Response to Comment 2.4:
Thank you for this comment. In our original manuscript, we already provide a focus on BMI, SM, AT, AMR, sarcopenia and sarcopenic obesity, including diagnostic approaches and we already emphasize the importance of shifting toward AMR as a more clinically meaningful biomarker of metabolic health compared with BMI. Clearly labelled subsections are provided. As was mentioned in our response to comment 2.1, we are unable to include any details on ‘Active Body Mass’ in our revision.
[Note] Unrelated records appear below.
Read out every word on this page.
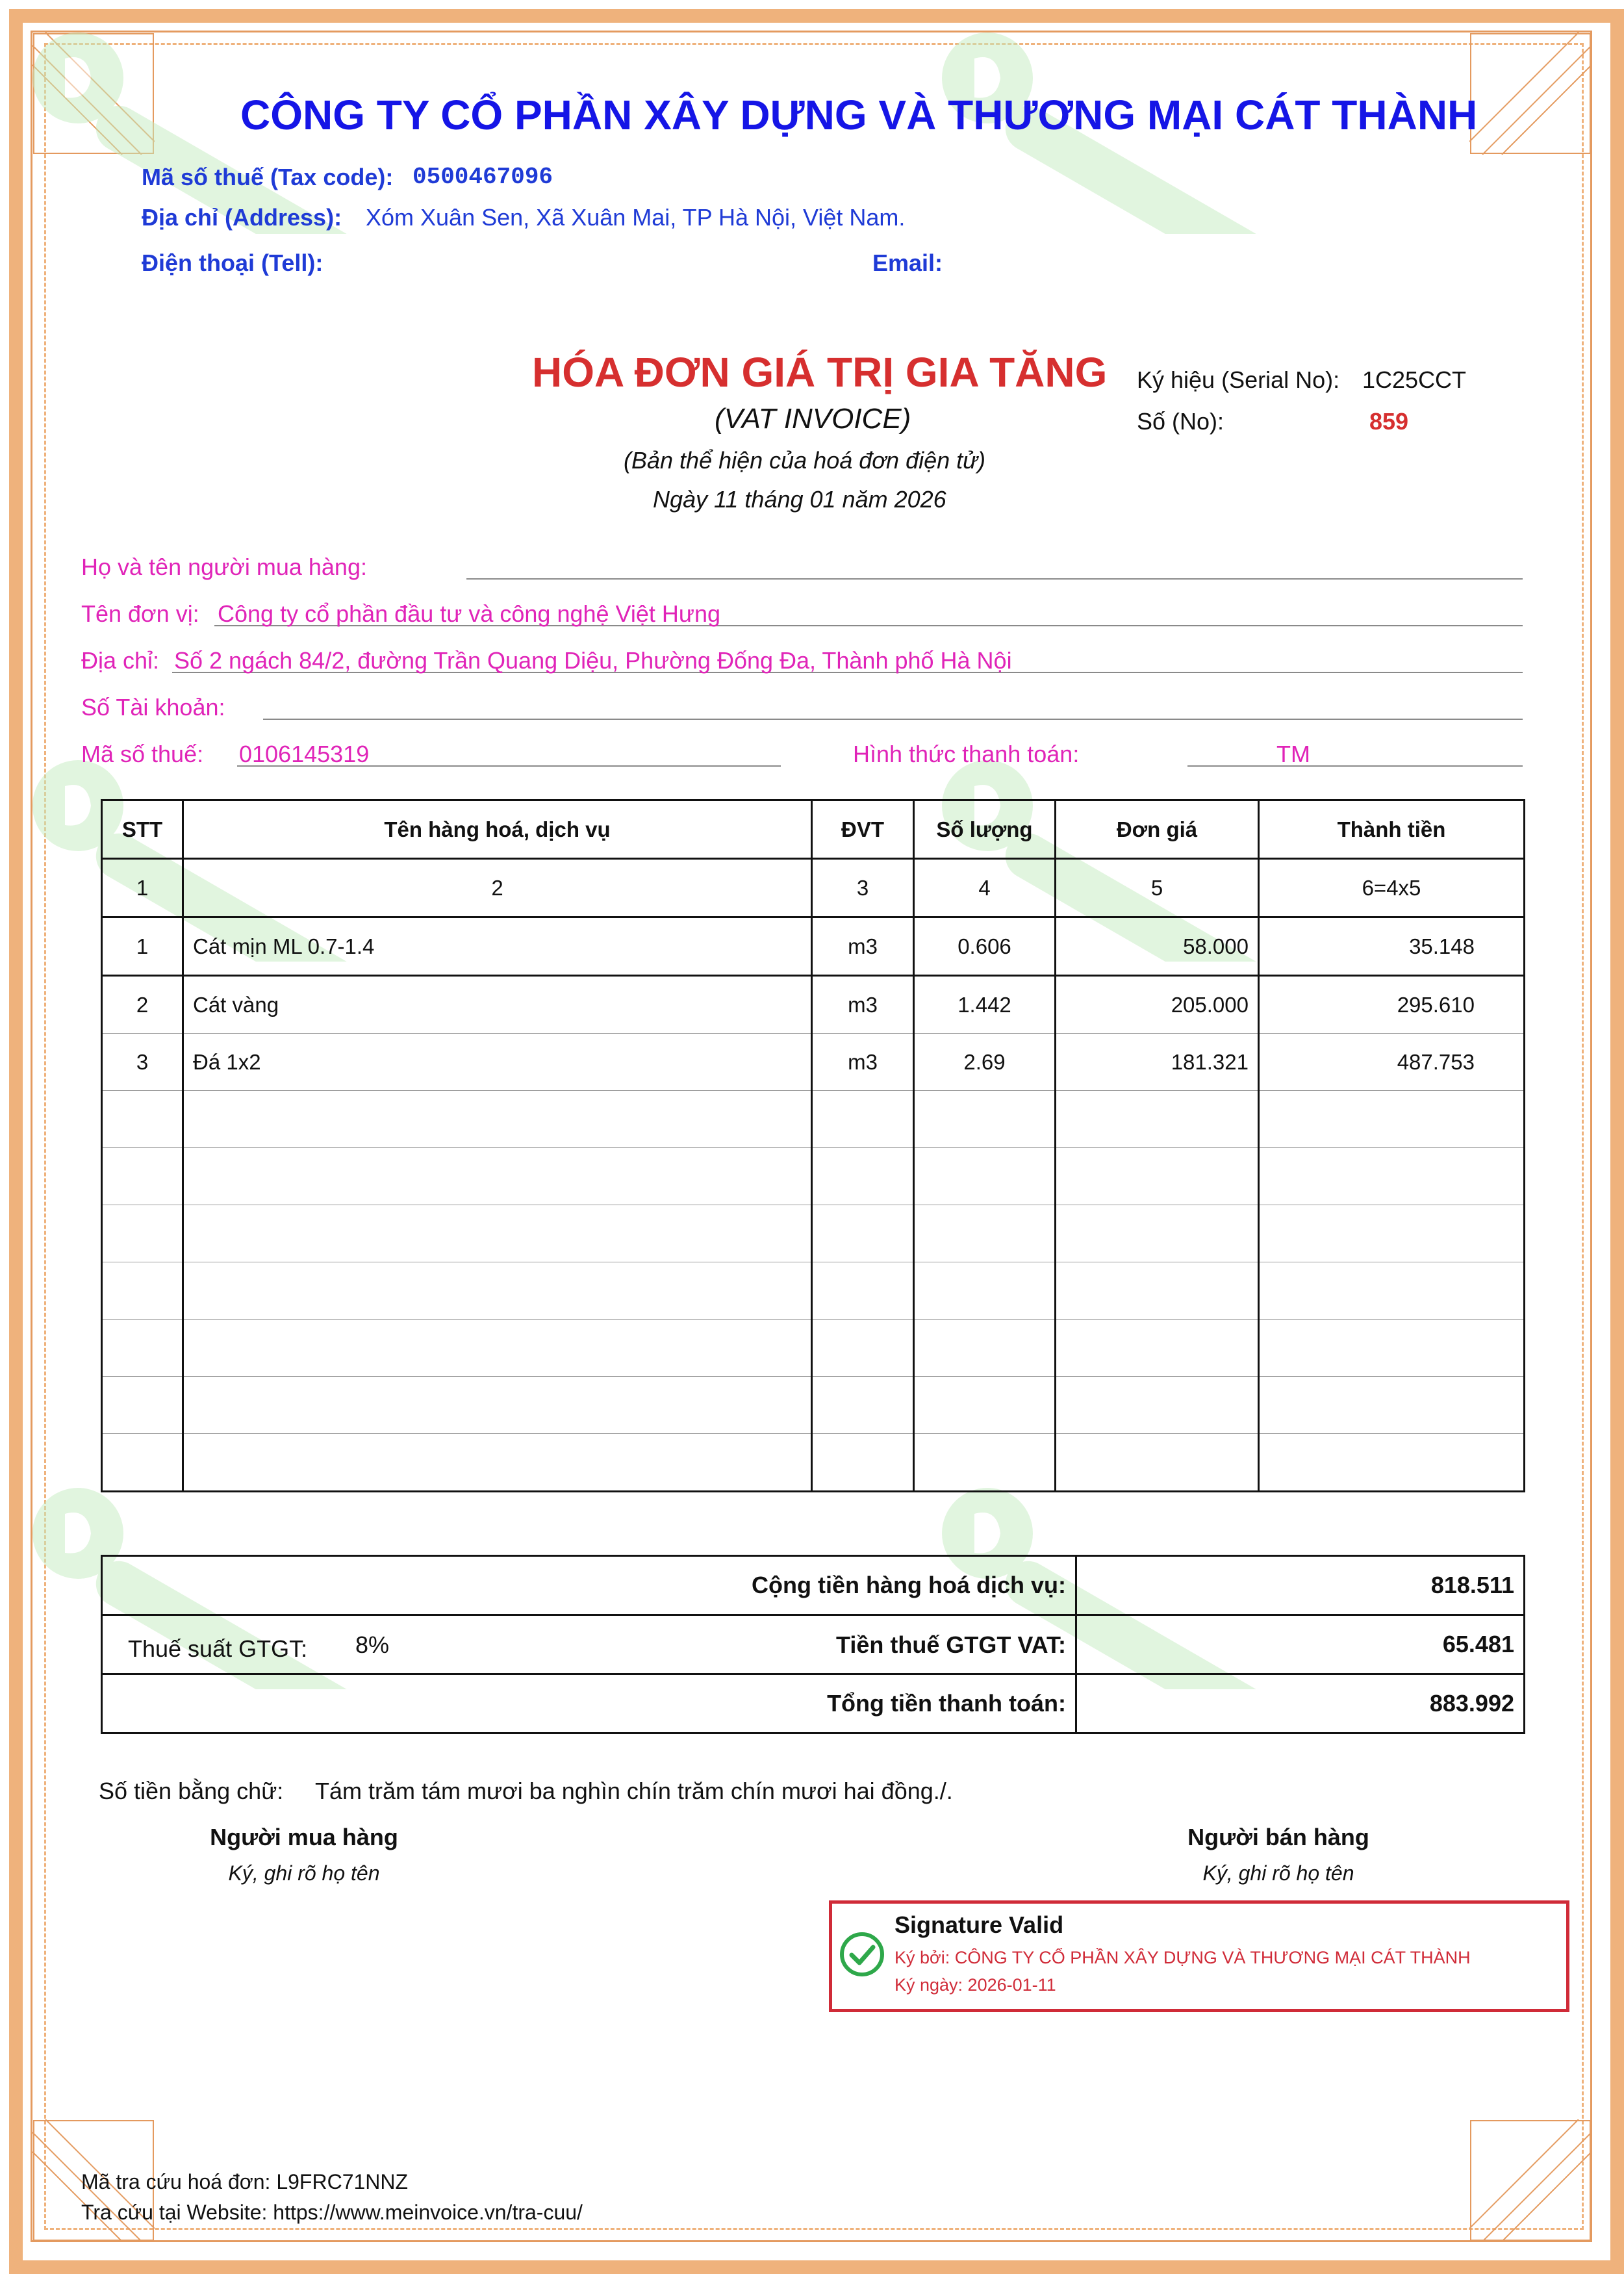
CÔNG TY CỔ PHẦN XÂY DỰNG VÀ THƯƠNG MẠI CÁT THÀNH
Mã số thuế (Tax code): 0500467096
Địa chỉ (Address): Xóm Xuân Sen, Xã Xuân Mai, TP Hà Nội, Việt Nam.
Điện thoại (Tell):	Email:
HÓA ĐƠN GIÁ TRỊ GIA TĂNG
(VAT INVOICE)
(Bản thể hiện của hoá đơn điện tử)
Ngày 11 tháng 01 năm 2026
Ký hiệu (Serial No): 1C25CCT
Số (No):	859
Họ và tên người mua hàng:
Tên đơn vị: Công ty cổ phần đầu tư và công nghệ Việt Hưng
Địa chỉ: Số 2 ngách 84/2, đường Trần Quang Diệu, Phường Đống Đa, Thành phố Hà Nội
Số Tài khoản:
Mã số thuế: 0106145319	Hình thức thanh toán:	TM
STT	Tên hàng hoá, dịch vụ	ĐVT	Số lượng	Đơn giá	Thành tiền
1	2	3	4	5	6=4x5
1	Cát mịn ML 0.7-1.4	m3	0.606	58.000	35.148
2	Cát vàng	m3	1.442	205.000	295.610
3	Đá 1x2	m3	2.69	181.321	487.753

Cộng tiền hàng hoá dịch vụ:	818.511

Thuế suất GTGT: 8% Tiền thuế GTGT VAT:	65.481
Tổng tiền thanh toán:	883.992
Số tiền bằng chữ: Tám trăm tám mươi ba nghìn chín trăm chín mươi hai đồng./.
Người mua hàng
Ký, ghi rõ họ tên
Người bán hàng
Ký, ghi rõ họ tên
Signature Valid
Ký bởi: CÔNG TY CỔ PHẦN XÂY DỰNG VÀ THƯƠNG MẠI CÁT THÀNH
Ký ngày: 2026-01-11
Mã tra cứu hoá đơn: L9FRC71NNZ
Tra cứu tại Website: https://www.meinvoice.vn/tra-cuu/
Furthermore, we feel that a broader discussion of cachexia would enter the realm of malignancy-related effects on the skeletal muscle (which has been reviewed comprehensively and in detail elsewhere) and would therefore detract from the main emphasis of our approach, which is to focus on skeletal muscle in the context of metabolic control and efficiency and obesity. With respect, we do not feel that we have ‘overloaded’ the reader with excessive detail and our approach throughout is to provide a concise review. We do accept, however, that the topic for discussion is broad and complex. To properly address the reviewer’s comment would involve re-writing the entire manuscript and the deletion of much of the existing content which we feel would ultimately deprive the readership of Metabolites from gaining important and timely insights on this topic. With respect, therefore, we have chosen not to re-structure our entire manuscript in the way suggested but thank the reviewer again for their comment.